Possiamo distinguere le varie tipologie di esposimetri ttl secondo le valutazione esposimetrica in:
- matrix (o valutativo): si basa su una lettura a “zone” della luce riflessa. Sofisticati algoritmi cercano di “capire” la scena e adattare l’esposizione alla particolare situazione (confrontando la scena fotografata con un database di immagini memorizzate). Questa modalità di lettura se da una parte è la più comoda e solitamente evita grossolani errori, dall’altra parte non permette al fotografo un controllo totale dell’esposizione. Permette quasi sempre di ottenere risultati accettabili.
- media: è la lettura meno affidabile ed era propria delle vecchie refex. Misura la luminosità riflessa dalla scena inquadrata e porta tutto a un livello di luminosità media (il classico grigio 18%). Si basa sul ragionamento che la luminosità media presente sulla Terra è proprio quel 18% del cartoncino kodak. Naturalmente è assolutamente inaffidabile nel caso di scene chiare (il classico paesaggio innevato) o troppo scure (il classico concerto notturno). Sconsigliata.
- ponderata centrale: fa una media pesata della luminosità della scena dando più importanza al centro. Personalmente non lo trovo particolarmente utile.
- spot: è la metodologia di lettura utilizzata dai fotografi più esperti perchè potenzialmente offre un controllo pressochè totale dell’esposizione. La lettura avviene su una parte limitata della scena (solitamente un intorno del punto di fuoco che va dall’1 al 10% del fotogramma a seconda dei modelli).
Bisogna tuttavia capire molto bene i difetti di questa misurazione che poi non sono altro che quelli delle misurazioni su luce riflessa. Innanzitutto la lettura è fatta come se l’oggetto su cui avviene la misurazione fosse di riflettanza media. Cosa dobbiamo fare se la porzione misurata non è media?!? Semplicemente bisogna compensare!
Il bianco e i colori più riflettenti andranno sovraesposti in quanto, se ciò non avvenisse, il bianco verrebbe in foto come un grigio medio. Al contrario il nero e i colori meno rifletttenti della media andranno sottoesposti (sempre seguendo il medesimo ragionamento di prima, i neri diventerebbero grigi senza la compensazione).
Ma di quanto sovraesporre o sottoesporre? Solitamente si va da + 1 stop e 1/2 per i bianchi colpiti direttamente dalla luce, a -1 stop e 1/2 per i neri passando per i valori intermedi a seconda di quanto l’oggetto sia più riflettente o meno del grigio medio.
Come scoprire se un tono è medio?!? Questa è una questione di esperienza, con un po’ di pratica questo processo verrà in automatico.

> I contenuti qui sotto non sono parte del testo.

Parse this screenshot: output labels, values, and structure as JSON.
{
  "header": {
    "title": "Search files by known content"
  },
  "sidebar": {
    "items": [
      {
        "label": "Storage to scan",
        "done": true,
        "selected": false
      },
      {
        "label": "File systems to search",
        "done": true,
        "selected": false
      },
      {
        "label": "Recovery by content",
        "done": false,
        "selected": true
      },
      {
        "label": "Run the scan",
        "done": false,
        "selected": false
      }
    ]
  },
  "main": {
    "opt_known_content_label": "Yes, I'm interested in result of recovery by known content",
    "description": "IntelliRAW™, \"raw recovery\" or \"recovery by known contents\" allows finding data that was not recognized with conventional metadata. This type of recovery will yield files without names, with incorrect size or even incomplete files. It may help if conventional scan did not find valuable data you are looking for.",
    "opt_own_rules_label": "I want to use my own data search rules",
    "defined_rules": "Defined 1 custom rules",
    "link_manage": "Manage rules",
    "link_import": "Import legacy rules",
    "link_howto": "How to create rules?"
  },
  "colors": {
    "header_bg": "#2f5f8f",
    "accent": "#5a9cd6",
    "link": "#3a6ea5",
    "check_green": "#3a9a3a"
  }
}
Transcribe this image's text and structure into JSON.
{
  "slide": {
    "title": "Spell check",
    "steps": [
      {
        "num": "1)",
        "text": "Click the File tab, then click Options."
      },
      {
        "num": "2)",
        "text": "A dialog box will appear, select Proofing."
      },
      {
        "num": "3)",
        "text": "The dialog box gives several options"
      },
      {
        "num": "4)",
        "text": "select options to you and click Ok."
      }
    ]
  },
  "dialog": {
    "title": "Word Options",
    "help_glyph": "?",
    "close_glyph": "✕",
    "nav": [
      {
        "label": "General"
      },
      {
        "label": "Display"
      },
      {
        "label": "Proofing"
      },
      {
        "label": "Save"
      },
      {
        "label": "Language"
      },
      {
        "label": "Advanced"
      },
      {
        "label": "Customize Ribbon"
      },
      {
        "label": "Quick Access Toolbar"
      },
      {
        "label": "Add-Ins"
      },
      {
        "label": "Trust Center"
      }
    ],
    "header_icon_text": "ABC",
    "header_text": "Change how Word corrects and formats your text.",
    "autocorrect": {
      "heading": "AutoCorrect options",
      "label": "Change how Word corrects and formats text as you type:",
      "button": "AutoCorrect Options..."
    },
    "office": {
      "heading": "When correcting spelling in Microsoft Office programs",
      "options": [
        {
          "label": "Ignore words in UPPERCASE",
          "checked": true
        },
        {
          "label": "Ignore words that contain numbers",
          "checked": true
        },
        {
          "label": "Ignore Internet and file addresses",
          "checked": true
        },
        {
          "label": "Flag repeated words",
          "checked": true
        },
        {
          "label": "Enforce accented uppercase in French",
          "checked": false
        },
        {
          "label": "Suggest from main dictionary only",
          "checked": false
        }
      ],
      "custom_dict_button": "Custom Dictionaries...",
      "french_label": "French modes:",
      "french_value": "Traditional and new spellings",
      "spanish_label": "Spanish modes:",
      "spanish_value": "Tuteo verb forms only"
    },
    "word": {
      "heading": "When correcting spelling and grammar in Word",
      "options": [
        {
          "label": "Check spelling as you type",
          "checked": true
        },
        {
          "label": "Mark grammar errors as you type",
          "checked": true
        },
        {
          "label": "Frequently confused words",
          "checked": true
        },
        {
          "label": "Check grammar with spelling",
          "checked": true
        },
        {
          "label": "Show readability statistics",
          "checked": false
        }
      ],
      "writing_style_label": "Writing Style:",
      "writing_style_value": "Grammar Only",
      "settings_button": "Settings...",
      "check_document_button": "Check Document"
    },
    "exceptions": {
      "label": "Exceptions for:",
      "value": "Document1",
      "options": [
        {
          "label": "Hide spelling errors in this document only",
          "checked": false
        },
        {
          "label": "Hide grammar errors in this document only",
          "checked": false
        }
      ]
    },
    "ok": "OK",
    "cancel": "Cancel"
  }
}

Sicuramente questa è la lettura che permette al fotografo di esporre correttamente ciò che vuole e in ogni situazione. Il fotografo potrà anche usare questa lettura per misurare il contrasto all’interno che si presenterà in un fotogramma: misurando prima i toni più riflettenti, poi quelli meno, potrà determinare se la gamma del sensore è sufficientemente ampia da assicurare un esposizione che non “bruci” i bianchi e che allo stesso tempo conservi i dettagli nelle ombre. Nel caso la gamma del sensore sia meno ampia del contrasto dell’immagine potrà decidere se esporre “per le ombre” (quindi bruciando le alte luci) oppure “per le luci” (perdendo i dettagli nelle ombre) oppure stare in una situazione più o meno intermedia (conservando un po’ di dettaglio nelle luci e un po’ nelle ombre).
Non ci resta che esercitarci per capire il tono “medio” in ogni situazione. Per fare ciò consiglio di utilizzare come feedback istantaneo l’istogramma (che ci permette di vedere come sono distribuiti i toni all’interno dell’immagine) e il diagramma delle cosiddette “luci bruciate”.
Nella prossima puntata parleremo di esposimetri manuali.













Ottimo post Daniele, ma secondo me c’è un errore nella frase: “Al contrario il nero e i colori meno rifletttenti della media andranno SOVRAESPOSTI”
Penso che SOVRAESPOSTI debba diventare SOTTOESPOSTI.
Grazie dei complimenti e grazie della correzione!
E’ bello avere lettori così attenti!